Along the way to becoming one of the city's most influential figures, politically wired attorney Willie Shepherd bullied, belittled, lied, and then some. And his fellow partners at Kamlet Shepherd & Reichert failed to stop him until two junior attorneys took a stand.
V. "STIR THE POT"
During the convention, one of assistant Stephanie Estabrook's many tasks was to manage Shepherd's allocation of VIP tickets in accordance with his wishes. Managing and bartering the finite number of tickets and reconciling it all with Shepherd's expectations, according to former staffers, was nearly impossible. Estabrook was not only responsible for most of that, but Shepherd also demanded that she hold his credentials and come running whenever he needed them.
The night of Obama's acceptance speech at Invesco Field at Mile High, Shepherd became irate that Estabrook did not get his credentials to him soon enough, even though, as Shepherd had ordered, she had been busy escorting a VIP through security. That evening, in front of a gathering of guests, Shepherd told Estabrook she was dumb and that it wasn't working out. He fired her. The next day, Friday, Estabrook went to the home of the firm's marketing manager, Terri Taylor, with whom she had been working closely, looking for support. As Estabrook informed Taylor about what had happened, one of them inadvertently called Shepherd from Estabrook's mobile phone. Shepherd overheard part of their conversation, and within a couple of days, Taylor, too, was no longer with KSR.
Shepherd's blow ups with Estabrook and Taylor became the stuff of legend at KSR, and, according to several of the firm's former attorneys and employees, unnerved the staff.

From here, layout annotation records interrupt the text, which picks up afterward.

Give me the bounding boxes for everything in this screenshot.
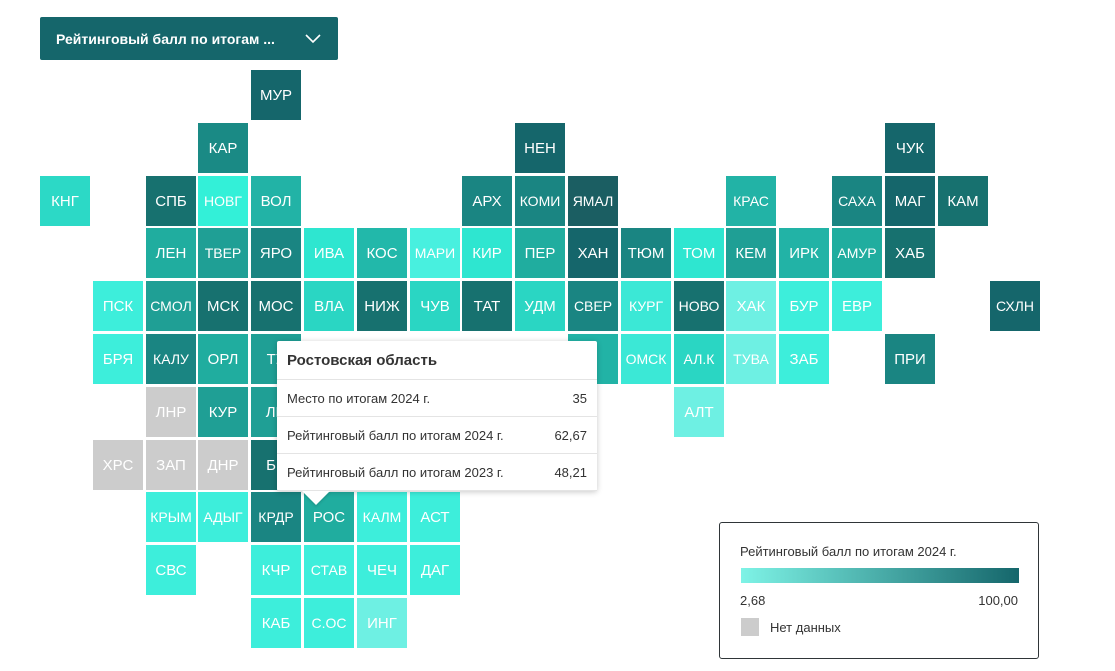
region-tile[interactable]: ЯРО bbox=[251, 228, 301, 278]
region-tile[interactable]: ТАТ bbox=[462, 281, 512, 331]
region-tile[interactable]: АЛ.К bbox=[674, 334, 724, 384]
region-tile[interactable]: МАРИ bbox=[410, 228, 460, 278]
region-tile[interactable]: НОВГ bbox=[198, 176, 248, 226]
legend-min-value: 2,68 bbox=[740, 593, 766, 608]
region-tile[interactable]: ЗАБ bbox=[779, 334, 829, 384]
region-tile[interactable]: УДМ bbox=[515, 281, 565, 331]
region-tile[interactable]: КАМ bbox=[938, 176, 988, 226]
region-tile[interactable]: ПРИ bbox=[885, 334, 935, 384]
region-tile[interactable]: ЧЕЧ bbox=[357, 545, 407, 595]
region-tile[interactable]: ДНР bbox=[198, 440, 248, 490]
region-tile[interactable]: ОРЛ bbox=[198, 334, 248, 384]
region-tile[interactable]: САХА bbox=[832, 176, 882, 226]
region-tile[interactable]: КУР bbox=[198, 387, 248, 437]
region-tile[interactable]: ЯМАЛ bbox=[568, 176, 618, 226]
tooltip-row: Рейтинговый балл по итогам 2024 г. 62,67 bbox=[277, 417, 597, 454]
region-tile[interactable]: АРХ bbox=[462, 176, 512, 226]
region-tile[interactable]: ЧУВ bbox=[410, 281, 460, 331]
region-tile[interactable]: ХАН bbox=[568, 228, 618, 278]
region-tile[interactable]: СВЕР bbox=[568, 281, 618, 331]
region-tile[interactable]: НЕН bbox=[515, 123, 565, 173]
tooltip-row: Место по итогам 2024 г. 35 bbox=[277, 380, 597, 417]
region-tile[interactable]: НОВО bbox=[674, 281, 724, 331]
region-tile[interactable]: ХРС bbox=[93, 440, 143, 490]
region-tile[interactable]: МСК bbox=[198, 281, 248, 331]
region-tile[interactable]: АЛТ bbox=[674, 387, 724, 437]
region-tooltip: Ростовская область Место по итогам 2024 … bbox=[277, 341, 597, 505]
region-tile[interactable]: ИРК bbox=[779, 228, 829, 278]
no-data-label: Нет данных bbox=[770, 620, 841, 635]
region-tile[interactable]: СХЛН bbox=[990, 281, 1040, 331]
region-tile[interactable]: ПСК bbox=[93, 281, 143, 331]
region-tile[interactable]: КАЛМ bbox=[357, 492, 407, 542]
region-tile[interactable]: ЧУК bbox=[885, 123, 935, 173]
region-tile[interactable]: ВОЛ bbox=[251, 176, 301, 226]
region-tile[interactable]: СПБ bbox=[146, 176, 196, 226]
tooltip-row: Рейтинговый балл по итогам 2023 г. 48,21 bbox=[277, 454, 597, 491]
legend-gradient-bar bbox=[741, 568, 1019, 583]
region-tile[interactable]: МУР bbox=[251, 70, 301, 120]
region-tile[interactable]: ИВА bbox=[304, 228, 354, 278]
no-data-swatch bbox=[741, 618, 759, 636]
region-tile[interactable]: БРЯ bbox=[93, 334, 143, 384]
region-tile[interactable]: ПЕР bbox=[515, 228, 565, 278]
region-tile[interactable]: ЛНР bbox=[146, 387, 196, 437]
region-tile[interactable]: С.ОС bbox=[304, 598, 354, 648]
tooltip-row-value: 35 bbox=[572, 390, 587, 406]
region-tile[interactable]: ХАК bbox=[726, 281, 776, 331]
region-tile[interactable]: КАР bbox=[198, 123, 248, 173]
region-tile[interactable]: КРДР bbox=[251, 492, 301, 542]
region-tile[interactable]: КИР bbox=[462, 228, 512, 278]
region-tile[interactable]: КЕМ bbox=[726, 228, 776, 278]
region-tile[interactable]: СТАВ bbox=[304, 545, 354, 595]
region-tile[interactable]: ХАБ bbox=[885, 228, 935, 278]
region-tile[interactable]: ИНГ bbox=[357, 598, 407, 648]
region-tile[interactable]: ЕВР bbox=[832, 281, 882, 331]
tooltip-title: Ростовская область bbox=[277, 341, 597, 380]
region-tile[interactable]: ОМСК bbox=[621, 334, 671, 384]
region-tile[interactable]: ЛЕН bbox=[146, 228, 196, 278]
region-tile[interactable]: НИЖ bbox=[357, 281, 407, 331]
indicator-dropdown-label: Рейтинговый балл по итогам ... bbox=[56, 30, 275, 47]
indicator-dropdown[interactable]: Рейтинговый балл по итогам ... bbox=[40, 17, 338, 60]
tooltip-pointer bbox=[302, 491, 330, 505]
region-tile[interactable]: КОМИ bbox=[515, 176, 565, 226]
region-tile[interactable]: МОС bbox=[251, 281, 301, 331]
region-tile[interactable]: БУР bbox=[779, 281, 829, 331]
region-tile[interactable]: КАБ bbox=[251, 598, 301, 648]
region-tile[interactable]: МАГ bbox=[885, 176, 935, 226]
region-tile[interactable]: ТЮМ bbox=[621, 228, 671, 278]
tooltip-row-label: Рейтинговый балл по итогам 2024 г. bbox=[287, 427, 504, 443]
region-tile[interactable]: АДЫГ bbox=[198, 492, 248, 542]
tooltip-row-label: Рейтинговый балл по итогам 2023 г. bbox=[287, 464, 504, 480]
region-tile[interactable]: КАЛУ bbox=[146, 334, 196, 384]
chevron-down-icon bbox=[304, 30, 322, 48]
region-tile[interactable]: ТВЕР bbox=[198, 228, 248, 278]
legend-title: Рейтинговый балл по итогам 2024 г. bbox=[740, 544, 957, 559]
region-tile[interactable]: КНГ bbox=[40, 176, 90, 226]
region-tile[interactable]: КОС bbox=[357, 228, 407, 278]
region-tile[interactable]: КРАС bbox=[726, 176, 776, 226]
tooltip-row-value: 48,21 bbox=[554, 464, 587, 480]
tooltip-row-label: Место по итогам 2024 г. bbox=[287, 390, 431, 406]
legend-max-value: 100,00 bbox=[978, 593, 1018, 608]
region-tile[interactable]: ТОМ bbox=[674, 228, 724, 278]
color-legend: Рейтинговый балл по итогам 2024 г. 2,68 … bbox=[719, 522, 1039, 659]
region-tile[interactable]: АСТ bbox=[410, 492, 460, 542]
region-tile[interactable]: ВЛА bbox=[304, 281, 354, 331]
region-tile[interactable]: ТУВА bbox=[726, 334, 776, 384]
region-tile[interactable]: АМУР bbox=[832, 228, 882, 278]
tooltip-row-value: 62,67 bbox=[554, 427, 587, 443]
region-tile[interactable]: ЗАП bbox=[146, 440, 196, 490]
region-tile[interactable]: КЧР bbox=[251, 545, 301, 595]
region-tile[interactable]: КУРГ bbox=[621, 281, 671, 331]
region-tile[interactable]: ДАГ bbox=[410, 545, 460, 595]
region-tile[interactable]: КРЫМ bbox=[146, 492, 196, 542]
region-tile[interactable]: СМОЛ bbox=[146, 281, 196, 331]
region-tile[interactable]: СВС bbox=[146, 545, 196, 595]
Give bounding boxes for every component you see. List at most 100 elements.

Staks and Almon weren't sure if these developments made it a better or worse time to come forward. Then, the situation changed for the worse. Staks noticed that Shepherd had apparently falsified his biography on the KSR website. As far as Staks and Almon could tell, Shepherd was mischaracterizing his work experience.
There was more. Shepherd attempted to undermine one of his own clients, or so it seemed to Staks and Almon. CBS Outdoor, one of the region's largest outdoor advertising companies, was fending off a competitor's challenge to CBS' claims to some of its long-held billboards. The competitor alleged that CBS' city-approved permits to 27 signs, worth some $2.2 million in annual revenue, were out of order. In a meeting in September 2008, at which Staks was present, CBS Outdoor executive Dan Scherer discussed with Shepherd resolving the issue. Shepherd suggested calling the city and asking them to check the permits.
Scherer, as Staks would recall, was adamant that he "did not want to wake the sleeping giant," meaning he did not want such a call to be placed to the city, and Shepherd agreed KSR would explore other strategies. Nevertheless, the next day, according to Staks, Shepherd directed him to call the city agency and have the permits examined. Staks, as he would recall, asked Shepherd for clarification: did Shepherd want him, despite the client's comments, to call the city? Shepherd said to Staks, "I am telling you to stir the pot." There was no other reason for Shepherd to directly go against the client's wishes, as far as the associate could tell, other than to drum up billable hours. Staks turned to Almon, who told him what he already believed to be the case: Under these circumstances—a permitting issue—the firm had an ethical and professional obligation to follow the client's wishes.
Together, the two attorneys decided that Staks would not act on Shepherd's directive; instead he would e-mail Shepherd and ask him if he was certain he wanted the associate to ignore what Scherer had said. If Shepherd would confirm this in writing, that would add to what Staks and Almon regarded as a body of evidence they planned to take to the senior partners. On September 17, 2008, at 1:01 p.m., Staks sent Shepherd an e-mail with the subject heading "Stirring the pot," asking him to confirm the order. Weeks passed without a response.
The craziness of it all, Staks and Almon now believed, had to be addressed, and the two attorneys decided it was time to talk to another senior partner. That September, Almon went to equity partner Ray Gifford. Both Almon and Staks regarded Gifford as an upstanding attorney and a good guy. They knew also that Gifford was a close friend of Lee Reichert. Their families had shared a condo in Winter Park, and Reichert had persuaded Gifford to join KSR. In talking to Gifford, Almon figured, she could diplomatically communicate her concerns to Reichert. Gifford was deeply troubled by what he heard, and that same day set up an off-campus meeting with the two junior attorneys, himself, and Lee Reichert.